Brendan is immediately removed from the Riverside engagement and his work reviewed by another firm professional. Reprimanding him, the partner informs Brendan that due to his delay, the firm will need to report the incident to the PCAOB as a violation of the rules during its next inspection (specifically, the Board’s interim independence standard, Independence Standard No. 3, Employment with Audit Clients, requires all firm professionals to promptly report all conversations regarding employment with an audit client). Word gets to Riverside’s Chief Auditor, who asks about the matter during his interview with Brendan.  Expressing his concern that Brendan failed to follow RHO’s policies and put his firm’s independence at risk, he says he cannot in good conscience recommend Brendan for the job. Later that year, Brendan is sanctioned for failing to apply the firm’s policy; he leaves the firm shortly thereafter. 

Case 3 – From Senior Manager to Tax Director 

Senior manager Theresa Rose, wrapping up her fourth year on the Liberty Data Corp. (Liberty) audit, asks Jason whether she may consider her client’s offer to become its next Tax Director.  Liberty is a public company whose audit is subject to SEC and PCAOB independence rules. 

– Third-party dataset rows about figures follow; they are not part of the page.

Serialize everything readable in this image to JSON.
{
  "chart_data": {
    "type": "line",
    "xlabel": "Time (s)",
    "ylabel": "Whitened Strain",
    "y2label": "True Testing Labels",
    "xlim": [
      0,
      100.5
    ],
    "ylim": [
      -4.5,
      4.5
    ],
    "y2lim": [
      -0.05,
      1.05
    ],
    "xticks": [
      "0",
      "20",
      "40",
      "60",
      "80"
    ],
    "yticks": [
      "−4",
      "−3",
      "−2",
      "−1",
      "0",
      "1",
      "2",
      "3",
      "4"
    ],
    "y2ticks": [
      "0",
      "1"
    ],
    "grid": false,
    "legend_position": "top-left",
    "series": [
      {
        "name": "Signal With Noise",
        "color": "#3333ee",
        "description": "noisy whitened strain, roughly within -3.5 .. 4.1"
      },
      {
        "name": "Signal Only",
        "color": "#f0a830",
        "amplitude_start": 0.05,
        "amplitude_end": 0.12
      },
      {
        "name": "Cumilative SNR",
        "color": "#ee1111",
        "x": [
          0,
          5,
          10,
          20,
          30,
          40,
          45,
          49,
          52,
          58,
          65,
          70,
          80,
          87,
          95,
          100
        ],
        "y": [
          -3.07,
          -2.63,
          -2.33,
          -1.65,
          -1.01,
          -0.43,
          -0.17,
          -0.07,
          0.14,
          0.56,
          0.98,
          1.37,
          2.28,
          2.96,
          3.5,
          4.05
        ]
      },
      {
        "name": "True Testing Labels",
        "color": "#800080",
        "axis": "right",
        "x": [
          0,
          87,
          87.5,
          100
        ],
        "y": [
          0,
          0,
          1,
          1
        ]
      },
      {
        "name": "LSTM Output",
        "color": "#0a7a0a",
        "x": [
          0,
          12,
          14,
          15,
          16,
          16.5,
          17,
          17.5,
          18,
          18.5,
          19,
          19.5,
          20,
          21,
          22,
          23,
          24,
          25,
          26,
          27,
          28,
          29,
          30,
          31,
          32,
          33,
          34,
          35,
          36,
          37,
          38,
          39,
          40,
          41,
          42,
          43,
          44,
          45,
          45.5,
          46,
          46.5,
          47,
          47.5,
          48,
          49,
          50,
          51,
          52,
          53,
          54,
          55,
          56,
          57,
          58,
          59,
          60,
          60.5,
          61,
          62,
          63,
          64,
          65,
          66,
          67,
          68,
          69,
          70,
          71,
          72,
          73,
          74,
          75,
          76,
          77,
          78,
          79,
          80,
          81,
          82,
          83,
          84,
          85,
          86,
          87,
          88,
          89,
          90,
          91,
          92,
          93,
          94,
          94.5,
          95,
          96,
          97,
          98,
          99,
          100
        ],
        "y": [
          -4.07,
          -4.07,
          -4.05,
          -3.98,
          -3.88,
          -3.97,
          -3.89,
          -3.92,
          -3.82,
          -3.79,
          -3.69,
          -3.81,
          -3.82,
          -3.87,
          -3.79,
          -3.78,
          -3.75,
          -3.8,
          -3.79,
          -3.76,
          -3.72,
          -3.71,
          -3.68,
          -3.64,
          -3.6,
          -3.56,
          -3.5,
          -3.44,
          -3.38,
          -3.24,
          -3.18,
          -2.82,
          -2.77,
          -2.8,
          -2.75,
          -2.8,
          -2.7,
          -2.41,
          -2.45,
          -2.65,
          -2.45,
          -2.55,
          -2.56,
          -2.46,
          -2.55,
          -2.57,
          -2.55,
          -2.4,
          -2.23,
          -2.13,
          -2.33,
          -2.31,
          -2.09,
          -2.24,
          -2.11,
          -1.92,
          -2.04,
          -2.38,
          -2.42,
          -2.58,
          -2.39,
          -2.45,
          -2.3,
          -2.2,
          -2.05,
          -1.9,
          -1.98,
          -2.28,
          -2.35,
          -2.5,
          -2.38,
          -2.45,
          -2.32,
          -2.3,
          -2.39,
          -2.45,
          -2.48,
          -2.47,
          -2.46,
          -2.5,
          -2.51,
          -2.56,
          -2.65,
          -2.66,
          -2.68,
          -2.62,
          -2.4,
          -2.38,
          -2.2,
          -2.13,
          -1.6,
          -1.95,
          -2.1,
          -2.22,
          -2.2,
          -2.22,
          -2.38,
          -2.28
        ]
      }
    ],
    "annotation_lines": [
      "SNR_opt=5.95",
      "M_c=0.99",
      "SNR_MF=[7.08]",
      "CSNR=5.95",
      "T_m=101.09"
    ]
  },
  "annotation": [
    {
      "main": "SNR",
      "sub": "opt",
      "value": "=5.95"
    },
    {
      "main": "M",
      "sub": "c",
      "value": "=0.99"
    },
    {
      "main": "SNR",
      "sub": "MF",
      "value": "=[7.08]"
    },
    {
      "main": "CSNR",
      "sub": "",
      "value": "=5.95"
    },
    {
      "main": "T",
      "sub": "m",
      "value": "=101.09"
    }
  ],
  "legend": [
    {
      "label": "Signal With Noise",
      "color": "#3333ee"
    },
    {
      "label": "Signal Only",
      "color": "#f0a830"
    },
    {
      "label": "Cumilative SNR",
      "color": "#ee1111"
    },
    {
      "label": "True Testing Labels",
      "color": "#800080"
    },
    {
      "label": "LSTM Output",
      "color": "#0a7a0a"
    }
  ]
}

Like the first case, an important consideration is whether the position with the client will create independence concerns.  In this case, the role of Tax Director is described (in part) as: 

 

The SEC and PCAOB rules use the term “financial reporting oversight role” (FROR) and “accounting role” which together are quite similar to the AICPA’s “key position”.  Clearly, this job description meets the FROR definition. The Tax Director role would allow Theresa to influence the financial statements and interact with upper management and the audit team, so she will be subject to the most restrictive independence provision. A one-year “cooling off” period will apply before Theresa can accept this position or any other FROR at Liberty. Specifically, the firm must perform at least one annual audit after the last audit she participated in before she can accept an FROR with the client.  

What to do? 

Jason tells Theresa there are two possible options: First, if Liberty can make other arrangements to temporarily fill the Tax Director position, RHO can remove her from next year’s audit team, so she may meet the cooling-off requirements and accept the position once a complete audit cycle has passed. Another option is for Liberty to place Theresa in a position that is not an FROR, but rather an accounting role, which is not subject to the cooling-off requirement. She can become the Tax Director once the cooling-off period has ended. Both options require accommodations by the client, so their willingness to be flexible will depend on how badly Liberty wants to hire Theresa. Jason explains that both sides need to ensure that the approach is not merely “window dressing” but a substantive arrangement that enables Theresa to meet the applicable independence requirements. 

Conclusion

While it’s not unusual to move from public accounting to private industry, it is complicated when the company is your audit client. Auditors have much to offer their clients in terms of expertise and background, and companies need accounting, finance and internal audit talent. A sensitivity toward the appearance of independence, based on facts and circumstances, is crucial, along with adherence to professional standards and regulations that mitigate appearance issues and potential threats to the firm’s independence.